広い麦畑のまんなかに、ずっと立っていました。


風がふくたび、案山子は言いました。


「ぼくも、どこかへ行ってみたいなぁ。旅がしてみたいなぁ」


でも、案山子は、足がありません。


だから、鳥たちに話しかけました。


「こんにちは、ツバメさん。ぼくを、どこか遠くへ連れていってくれませんか?」


ツバメは首をふって、こう言いました。


「あなたの体は、わらでできてる。
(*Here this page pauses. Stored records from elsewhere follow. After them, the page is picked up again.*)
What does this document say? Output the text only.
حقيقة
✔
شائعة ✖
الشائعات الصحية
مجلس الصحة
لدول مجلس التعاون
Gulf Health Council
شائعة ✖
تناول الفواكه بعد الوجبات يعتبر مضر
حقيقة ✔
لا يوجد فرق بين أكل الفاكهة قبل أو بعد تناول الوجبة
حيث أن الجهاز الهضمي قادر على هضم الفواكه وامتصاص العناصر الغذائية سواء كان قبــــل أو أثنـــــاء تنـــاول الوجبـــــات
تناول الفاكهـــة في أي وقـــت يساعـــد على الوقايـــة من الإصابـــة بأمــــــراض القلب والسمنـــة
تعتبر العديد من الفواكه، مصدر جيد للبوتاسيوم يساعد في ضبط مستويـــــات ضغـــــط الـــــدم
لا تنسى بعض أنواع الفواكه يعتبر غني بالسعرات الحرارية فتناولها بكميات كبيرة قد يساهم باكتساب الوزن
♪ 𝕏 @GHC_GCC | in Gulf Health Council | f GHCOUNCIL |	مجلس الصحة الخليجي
風にのれば、こわれちゃう。

でも、風の話を届けてあげるよ」


ツバメは空にとびたって、風のにおいをたくさん持ち帰ってきました。


南の島のココナツの香り。

北の国の氷のきらめき。

砂漠の夕焼けの、赤いひかり。


案山子は目を閉じて、耳をすませました。


「ありがとう、ツバメさん。なんだか、すこし旅した気分です」


つぎに、ねずみがやってきました。


「案山子さん、ぼく、街に行くんだよ。チーズのお店がいっぱいあるんだ」


「いいなぁ……ぼくも街、見てみたいなぁ」


「うーん……カバンに入れたら、ぎゅうぎゅうになっちゃうし……」

ねずみは頭をかきかき。


「じゃあ、街のうた、持ってくるよ。ぴかぴか光る看板のうた!」


案山子はうれしそうに笑って、

その日から、風のにおいと、街のうたを、毎日くりかえし口ずさむようになりました。


──でも。


やっぱり、旅はできません。


雨の日も、風の日も、案山子は畑に立ちっぱなし。


ある晩。


ぽつんと、つぶやきました。


「……やっぱり、ぼくは、ただの案山子だなぁ」


そのとき。


「そうかなぁ?」


やさしい声がしました。


麦畑のはしっこに、小さな女の子が立っていました。


「あなたのおはなし、毎日きいてたよ。ツバメさんとおしゃべりしてるのも、うたをうたってるのも」


「……きみ、見てたの?」


「うん」


女の子は、てのひらをひろげて、

案山子の手にそっと、赤いリボンをむすびました。


「旅ってね、足がなくても、できるんだよ。だって、ここに、あなたのうたがあるもん」


案山子は、ふしぎと、ぽかぽかした気持ちになりました。


「ぼく、旅……してたのかな」


「してたよ。風にのって、うたって、ここで出会った。旅して、たどりついた」


「ありがとう」


案山子の目が、うっすらと光った気がしました。


その夜から。


案山子は、まいにち、旅のうたをうたいます。


風のうた。

街のうた。

そして、女の子と出会った日のうた。


誰かが迷ったとき、

さびしくなったとき。


麦畑のなかに行ってみてください。


赤いマントを着た案山子が、

そっと、あなたをむかえてくれるでしょう。